Now if one were living in unbounded MV world , depending upon what the signal shows, Robert would go and search the location. For example , if A were the location displayed on GPS, he would go to A. However he knows that there is a fence that his pet cannot go out. Thus he ignores A. This is like living in a bounded MV world. If he believes that GPS is 100% accurate in its estimates , then he would go to whichever location that GPS points out with in the boundary.

However he knows that GPS has always some estimation error with it. So, he accumulates a set of points and then depending on the cluster properties , ventures out to search for his pet. This is similar to REF where you resample the input so that you are aware of estimation error and the portfolio you construct is more appropriate. So, instead of going to M which the GPS currently points out, he would probably go out and venture location R.

Portfolio Rebalancing, Analysis and Monitoring
Once a portfolio has been selected, it needs to be obviously rebalanced according to market conditions. Most of the present rules are adhoc , to say the least. Rebalancing is done quarterly, monthly,annually….for god knows why ? if asset weights exceed a specific percentage level, they are rebalanced ? why ? Most adhoc rules like technical analysis that is prevalent in todays world is completely arbitrary. There is no statistical significance attached to the decisions. This chapter makes a case for brining in statistical mindset to this process. By formulating a distance measure between the current portfolio and the previous selected portfolio, the author makes a case for portfolio rebalancing.

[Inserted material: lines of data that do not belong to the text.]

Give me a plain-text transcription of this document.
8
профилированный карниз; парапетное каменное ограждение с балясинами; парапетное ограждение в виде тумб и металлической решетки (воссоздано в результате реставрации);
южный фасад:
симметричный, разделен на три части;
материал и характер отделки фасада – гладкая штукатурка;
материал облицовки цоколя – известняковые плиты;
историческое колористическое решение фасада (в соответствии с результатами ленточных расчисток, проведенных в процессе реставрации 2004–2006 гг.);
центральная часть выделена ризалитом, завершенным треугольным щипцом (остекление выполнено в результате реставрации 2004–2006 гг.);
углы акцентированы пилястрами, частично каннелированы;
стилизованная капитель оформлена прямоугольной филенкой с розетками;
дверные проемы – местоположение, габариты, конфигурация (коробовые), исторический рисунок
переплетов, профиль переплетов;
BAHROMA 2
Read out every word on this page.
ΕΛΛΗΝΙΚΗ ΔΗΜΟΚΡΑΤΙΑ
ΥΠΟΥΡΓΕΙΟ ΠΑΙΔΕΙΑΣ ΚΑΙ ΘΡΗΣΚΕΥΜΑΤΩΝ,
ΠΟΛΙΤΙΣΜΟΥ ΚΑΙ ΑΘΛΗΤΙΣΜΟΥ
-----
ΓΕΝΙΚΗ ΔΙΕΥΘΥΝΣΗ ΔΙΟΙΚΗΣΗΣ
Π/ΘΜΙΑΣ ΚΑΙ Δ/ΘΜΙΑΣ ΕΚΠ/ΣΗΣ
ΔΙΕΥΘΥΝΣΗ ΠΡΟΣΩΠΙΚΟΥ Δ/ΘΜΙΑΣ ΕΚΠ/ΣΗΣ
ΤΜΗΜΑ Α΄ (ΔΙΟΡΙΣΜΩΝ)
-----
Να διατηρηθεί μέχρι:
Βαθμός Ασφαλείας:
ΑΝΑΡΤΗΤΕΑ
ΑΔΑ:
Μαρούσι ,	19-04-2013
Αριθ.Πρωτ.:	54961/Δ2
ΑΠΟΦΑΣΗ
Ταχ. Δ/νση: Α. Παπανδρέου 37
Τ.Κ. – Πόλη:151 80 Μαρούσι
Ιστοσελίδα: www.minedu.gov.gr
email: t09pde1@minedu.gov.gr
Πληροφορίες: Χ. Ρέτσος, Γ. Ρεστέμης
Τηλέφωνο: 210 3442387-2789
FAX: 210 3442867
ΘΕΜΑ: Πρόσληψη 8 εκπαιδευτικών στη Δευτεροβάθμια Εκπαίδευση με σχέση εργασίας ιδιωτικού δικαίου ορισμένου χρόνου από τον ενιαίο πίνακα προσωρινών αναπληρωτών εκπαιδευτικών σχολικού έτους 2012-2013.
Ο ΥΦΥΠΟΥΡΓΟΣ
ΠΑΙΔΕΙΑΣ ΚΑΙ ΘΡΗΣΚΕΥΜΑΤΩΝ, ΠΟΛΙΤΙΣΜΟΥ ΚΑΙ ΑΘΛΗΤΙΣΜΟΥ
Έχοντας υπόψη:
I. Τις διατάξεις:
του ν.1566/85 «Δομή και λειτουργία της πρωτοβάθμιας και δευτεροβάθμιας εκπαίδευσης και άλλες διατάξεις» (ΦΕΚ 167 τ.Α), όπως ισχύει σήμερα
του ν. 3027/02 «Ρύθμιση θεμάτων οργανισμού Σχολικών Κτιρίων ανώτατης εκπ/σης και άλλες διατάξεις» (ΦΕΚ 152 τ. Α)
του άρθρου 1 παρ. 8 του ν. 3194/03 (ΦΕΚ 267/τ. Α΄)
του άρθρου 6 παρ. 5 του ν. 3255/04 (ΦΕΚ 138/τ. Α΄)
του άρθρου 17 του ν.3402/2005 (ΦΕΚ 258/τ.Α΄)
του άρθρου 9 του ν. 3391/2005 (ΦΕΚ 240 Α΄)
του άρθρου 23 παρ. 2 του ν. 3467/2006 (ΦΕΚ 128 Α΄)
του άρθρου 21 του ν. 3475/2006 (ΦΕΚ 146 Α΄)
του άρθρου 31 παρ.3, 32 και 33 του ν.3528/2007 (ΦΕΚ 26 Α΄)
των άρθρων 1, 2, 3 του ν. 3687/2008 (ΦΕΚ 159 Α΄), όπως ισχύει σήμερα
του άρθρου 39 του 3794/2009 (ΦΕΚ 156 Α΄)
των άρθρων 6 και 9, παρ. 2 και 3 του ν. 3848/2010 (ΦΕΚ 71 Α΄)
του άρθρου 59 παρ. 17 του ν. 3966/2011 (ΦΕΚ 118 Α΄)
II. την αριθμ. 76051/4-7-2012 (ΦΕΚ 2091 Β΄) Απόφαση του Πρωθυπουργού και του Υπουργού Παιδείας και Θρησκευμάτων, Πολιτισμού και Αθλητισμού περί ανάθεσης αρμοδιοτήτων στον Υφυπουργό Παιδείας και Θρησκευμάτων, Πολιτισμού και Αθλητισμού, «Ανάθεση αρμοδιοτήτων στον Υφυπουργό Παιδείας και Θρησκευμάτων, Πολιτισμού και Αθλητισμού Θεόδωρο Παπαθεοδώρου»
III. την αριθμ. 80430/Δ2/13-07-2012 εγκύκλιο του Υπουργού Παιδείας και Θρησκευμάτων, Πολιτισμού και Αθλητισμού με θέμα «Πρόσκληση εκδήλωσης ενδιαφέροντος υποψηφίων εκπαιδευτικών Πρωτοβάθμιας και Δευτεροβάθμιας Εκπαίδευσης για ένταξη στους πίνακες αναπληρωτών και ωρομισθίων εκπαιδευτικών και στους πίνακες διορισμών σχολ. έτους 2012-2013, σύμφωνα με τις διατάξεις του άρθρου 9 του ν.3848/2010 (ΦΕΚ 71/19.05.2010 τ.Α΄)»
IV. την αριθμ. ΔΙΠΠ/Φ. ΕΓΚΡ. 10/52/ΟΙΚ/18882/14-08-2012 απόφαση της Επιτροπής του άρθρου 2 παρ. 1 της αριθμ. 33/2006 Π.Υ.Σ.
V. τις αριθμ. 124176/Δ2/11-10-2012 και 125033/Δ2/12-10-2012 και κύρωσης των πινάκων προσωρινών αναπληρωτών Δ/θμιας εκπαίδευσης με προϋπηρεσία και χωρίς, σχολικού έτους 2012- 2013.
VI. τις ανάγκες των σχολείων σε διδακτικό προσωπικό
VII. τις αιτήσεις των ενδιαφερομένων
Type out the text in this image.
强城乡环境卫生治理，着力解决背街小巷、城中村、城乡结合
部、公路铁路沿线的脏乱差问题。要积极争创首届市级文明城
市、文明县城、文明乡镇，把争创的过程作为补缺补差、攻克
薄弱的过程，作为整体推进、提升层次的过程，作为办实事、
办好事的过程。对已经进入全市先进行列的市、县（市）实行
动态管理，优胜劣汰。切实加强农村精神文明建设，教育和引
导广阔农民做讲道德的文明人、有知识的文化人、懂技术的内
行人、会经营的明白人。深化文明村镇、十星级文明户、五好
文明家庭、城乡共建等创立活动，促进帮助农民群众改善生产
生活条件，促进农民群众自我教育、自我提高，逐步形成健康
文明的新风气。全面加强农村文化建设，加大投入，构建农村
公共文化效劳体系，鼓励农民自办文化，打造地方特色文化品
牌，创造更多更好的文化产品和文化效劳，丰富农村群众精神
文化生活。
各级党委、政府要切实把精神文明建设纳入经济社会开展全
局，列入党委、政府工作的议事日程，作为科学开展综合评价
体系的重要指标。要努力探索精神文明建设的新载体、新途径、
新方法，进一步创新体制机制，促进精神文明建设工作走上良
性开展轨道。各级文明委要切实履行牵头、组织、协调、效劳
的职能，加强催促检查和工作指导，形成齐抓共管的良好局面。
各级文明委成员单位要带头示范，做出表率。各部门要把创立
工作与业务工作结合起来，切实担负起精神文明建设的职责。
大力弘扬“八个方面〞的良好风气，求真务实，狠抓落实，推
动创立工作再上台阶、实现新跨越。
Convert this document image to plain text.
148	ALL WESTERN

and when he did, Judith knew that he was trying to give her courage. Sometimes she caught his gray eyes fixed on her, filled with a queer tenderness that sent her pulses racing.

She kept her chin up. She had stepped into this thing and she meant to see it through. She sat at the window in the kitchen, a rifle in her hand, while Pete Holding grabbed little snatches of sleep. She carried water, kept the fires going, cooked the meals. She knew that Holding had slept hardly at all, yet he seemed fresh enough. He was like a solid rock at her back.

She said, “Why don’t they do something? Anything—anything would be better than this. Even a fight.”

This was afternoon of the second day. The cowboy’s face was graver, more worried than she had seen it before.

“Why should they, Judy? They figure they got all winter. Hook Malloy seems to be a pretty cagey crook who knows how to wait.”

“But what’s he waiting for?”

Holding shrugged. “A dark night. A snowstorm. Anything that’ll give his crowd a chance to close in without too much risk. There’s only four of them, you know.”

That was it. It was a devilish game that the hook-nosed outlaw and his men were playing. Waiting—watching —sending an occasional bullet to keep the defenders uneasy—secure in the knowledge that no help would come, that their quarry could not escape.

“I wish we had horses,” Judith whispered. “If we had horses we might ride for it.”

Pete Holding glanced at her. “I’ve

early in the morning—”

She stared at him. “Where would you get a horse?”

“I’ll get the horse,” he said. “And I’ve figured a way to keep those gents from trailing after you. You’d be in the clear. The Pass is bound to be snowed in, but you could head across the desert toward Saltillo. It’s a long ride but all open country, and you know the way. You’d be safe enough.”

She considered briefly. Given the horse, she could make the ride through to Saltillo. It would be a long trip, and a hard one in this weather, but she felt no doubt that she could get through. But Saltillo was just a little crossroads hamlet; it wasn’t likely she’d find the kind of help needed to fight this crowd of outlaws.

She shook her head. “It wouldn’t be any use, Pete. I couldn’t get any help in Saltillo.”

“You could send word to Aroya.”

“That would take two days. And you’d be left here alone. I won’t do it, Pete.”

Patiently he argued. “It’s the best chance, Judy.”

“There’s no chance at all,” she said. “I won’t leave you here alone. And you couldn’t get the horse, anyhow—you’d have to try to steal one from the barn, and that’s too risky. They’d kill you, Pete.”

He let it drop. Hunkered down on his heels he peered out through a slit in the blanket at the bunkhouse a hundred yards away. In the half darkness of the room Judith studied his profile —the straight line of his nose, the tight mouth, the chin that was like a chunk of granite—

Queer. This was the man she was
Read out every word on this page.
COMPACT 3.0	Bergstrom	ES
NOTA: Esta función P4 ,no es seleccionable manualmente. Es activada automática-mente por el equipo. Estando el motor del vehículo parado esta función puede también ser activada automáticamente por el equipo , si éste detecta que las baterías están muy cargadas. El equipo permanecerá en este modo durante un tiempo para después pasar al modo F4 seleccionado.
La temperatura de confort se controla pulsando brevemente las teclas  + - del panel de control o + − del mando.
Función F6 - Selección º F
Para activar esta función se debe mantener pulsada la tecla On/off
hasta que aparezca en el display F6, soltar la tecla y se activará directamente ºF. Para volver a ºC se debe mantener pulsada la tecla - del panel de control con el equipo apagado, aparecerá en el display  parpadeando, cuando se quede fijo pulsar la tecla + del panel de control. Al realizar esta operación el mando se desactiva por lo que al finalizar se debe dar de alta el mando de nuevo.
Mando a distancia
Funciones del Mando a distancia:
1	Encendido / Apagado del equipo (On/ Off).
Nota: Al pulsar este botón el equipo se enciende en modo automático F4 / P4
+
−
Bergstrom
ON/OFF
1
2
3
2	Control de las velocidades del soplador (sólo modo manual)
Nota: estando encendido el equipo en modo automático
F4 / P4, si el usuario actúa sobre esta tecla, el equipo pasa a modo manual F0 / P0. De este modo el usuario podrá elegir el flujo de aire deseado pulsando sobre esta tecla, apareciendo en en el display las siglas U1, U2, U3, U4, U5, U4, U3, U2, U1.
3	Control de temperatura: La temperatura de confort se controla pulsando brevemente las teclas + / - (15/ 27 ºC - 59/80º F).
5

At this stage of the book, the book introduces meta-sampling method….I could not understand this method well enough to write about. Hope to understand this concept in the days to come.

**Input Estimation and Stein Estimators
**This is an important chapter of the book where there is a discussion on the sample means and the way they are used every where for multivariate case. Charles Stein(1955) was the first person to prove that sample means are not an admissable statistic for a multivariate population mean. Since then there have been a lot of work in this area, though finance community has been wary of adopting them, for no reason i guess.
The basic funda behind these estimators are that it starts off with a prior and then based on the sample means and their variances, population mean is calculated. James Stein estimator, Frost-Savarino estimator, Stein covariance estimation and Ledoit Covariance estimation are discussed in the book. Preliminary results of applying these estimators are provided, though the author admits that it is in the interest of finance community , industry to be specific, to focus / prod academic research in this area.

The last couple of chapters talk about benchmark mean variance optimization, bayes fundas and general aspects that need to be kept in mind while optimization.

My take on this book : It is a terrific book which will make you think about a lot of aspects about mean variance optimization. One of the highlights of this book is that most of the stuff is explained intuitively and through diagrams. This is a must read for anybody who is connected to asset management work !.